My home uses so much energy that it is rare that the solar array can top off the battery. In a hot summer day of 120F degree, and when the low temperature of the day at dawn is 90F, I used as much as 100 kWh/day, mostly for the central 5-ton AC.

I installed a 1.5-ton mini-split to provide auxiliary cooling for the 1st floor which has the living space and the master BR, and raised the thermostat of the central AC, and let the rooms upstairs get up to 85F.

The off-grid solar system was able to run the mini-split around the clock, except for the hottest days. The average daily consumption in July dropped from 85 kWh/day down to 44 kWh/day.

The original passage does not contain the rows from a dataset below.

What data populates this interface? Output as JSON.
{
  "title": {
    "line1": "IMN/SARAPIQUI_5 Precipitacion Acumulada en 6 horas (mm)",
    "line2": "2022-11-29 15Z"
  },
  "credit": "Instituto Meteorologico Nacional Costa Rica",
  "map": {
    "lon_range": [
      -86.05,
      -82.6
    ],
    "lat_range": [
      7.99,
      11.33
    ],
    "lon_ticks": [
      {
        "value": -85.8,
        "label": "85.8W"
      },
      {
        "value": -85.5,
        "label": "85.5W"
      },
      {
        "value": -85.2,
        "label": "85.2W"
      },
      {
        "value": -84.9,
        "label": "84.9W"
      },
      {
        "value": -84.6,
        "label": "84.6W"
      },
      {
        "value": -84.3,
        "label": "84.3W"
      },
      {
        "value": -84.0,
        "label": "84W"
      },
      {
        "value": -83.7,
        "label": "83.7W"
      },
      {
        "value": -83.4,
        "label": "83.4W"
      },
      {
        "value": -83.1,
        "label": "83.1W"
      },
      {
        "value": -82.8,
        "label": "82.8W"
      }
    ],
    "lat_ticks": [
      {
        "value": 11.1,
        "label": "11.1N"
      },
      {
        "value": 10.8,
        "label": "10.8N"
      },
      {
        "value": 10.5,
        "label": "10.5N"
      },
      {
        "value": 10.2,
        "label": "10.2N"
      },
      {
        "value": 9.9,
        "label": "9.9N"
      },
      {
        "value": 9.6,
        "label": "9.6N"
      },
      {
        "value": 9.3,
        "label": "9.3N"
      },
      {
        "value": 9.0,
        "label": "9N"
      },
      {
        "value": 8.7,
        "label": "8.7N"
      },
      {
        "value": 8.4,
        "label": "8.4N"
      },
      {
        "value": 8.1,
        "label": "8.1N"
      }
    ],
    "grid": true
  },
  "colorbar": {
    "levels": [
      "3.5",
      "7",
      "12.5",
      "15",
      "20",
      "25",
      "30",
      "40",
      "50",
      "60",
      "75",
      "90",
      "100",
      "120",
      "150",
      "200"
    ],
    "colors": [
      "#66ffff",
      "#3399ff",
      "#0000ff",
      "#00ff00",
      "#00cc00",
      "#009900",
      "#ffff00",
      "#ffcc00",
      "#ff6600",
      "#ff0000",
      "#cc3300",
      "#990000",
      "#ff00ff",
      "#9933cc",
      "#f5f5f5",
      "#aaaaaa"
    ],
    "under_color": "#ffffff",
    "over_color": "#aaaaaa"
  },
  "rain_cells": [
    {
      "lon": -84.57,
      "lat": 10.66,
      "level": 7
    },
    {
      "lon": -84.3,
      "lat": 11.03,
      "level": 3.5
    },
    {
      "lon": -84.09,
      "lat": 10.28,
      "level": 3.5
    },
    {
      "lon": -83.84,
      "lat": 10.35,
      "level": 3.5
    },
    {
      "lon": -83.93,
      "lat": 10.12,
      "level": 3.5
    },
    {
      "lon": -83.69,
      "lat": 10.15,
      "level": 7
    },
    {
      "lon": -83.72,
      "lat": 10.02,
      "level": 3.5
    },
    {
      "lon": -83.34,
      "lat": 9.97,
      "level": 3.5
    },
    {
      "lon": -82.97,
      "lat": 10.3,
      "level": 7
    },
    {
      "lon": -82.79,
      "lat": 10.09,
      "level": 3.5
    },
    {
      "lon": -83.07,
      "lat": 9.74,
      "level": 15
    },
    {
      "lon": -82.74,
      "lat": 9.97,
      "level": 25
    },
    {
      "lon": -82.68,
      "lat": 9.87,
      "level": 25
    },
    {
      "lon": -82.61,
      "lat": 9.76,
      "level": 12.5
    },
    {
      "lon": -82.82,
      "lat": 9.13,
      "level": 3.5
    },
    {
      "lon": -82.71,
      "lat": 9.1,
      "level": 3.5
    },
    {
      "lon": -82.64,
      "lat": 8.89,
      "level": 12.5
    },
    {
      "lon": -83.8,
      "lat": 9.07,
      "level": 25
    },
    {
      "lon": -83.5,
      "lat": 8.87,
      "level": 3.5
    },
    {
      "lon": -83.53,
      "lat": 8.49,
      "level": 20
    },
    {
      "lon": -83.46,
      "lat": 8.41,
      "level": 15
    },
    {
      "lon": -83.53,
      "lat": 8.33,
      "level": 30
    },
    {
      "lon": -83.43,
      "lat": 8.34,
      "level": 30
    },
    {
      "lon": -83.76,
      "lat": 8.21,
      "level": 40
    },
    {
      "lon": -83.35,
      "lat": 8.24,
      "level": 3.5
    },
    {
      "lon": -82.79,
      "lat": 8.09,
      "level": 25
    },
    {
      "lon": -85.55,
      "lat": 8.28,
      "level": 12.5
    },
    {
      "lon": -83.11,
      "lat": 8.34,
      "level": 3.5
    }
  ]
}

The saving of 41 kWh/day is not entirely due to the solar array, as it only produces about 20-25 kWh/day due to some shading. The rest is due to the use of the mini-split just to cool the downstairs (1700 sq.ft.), and let the empty upstairs (1000 sq.ft.) stays hot.

PS. My off-grid system can barely produce enough power to run the mini-split heat pump for cooling in the summer and heating in the winter. During the shoulder seasons in spring and fall when the temperature is moderate, the excess power is used for the water heater, the refrigerator, and some kitchen appliances.

I installed automatic transfer switches to switch some house circuits between the inverters and the grid as appropriate. The entire system of inverters, chargers, and battery racks is in a storage shed in the backyard. Solar panels are ground mounted.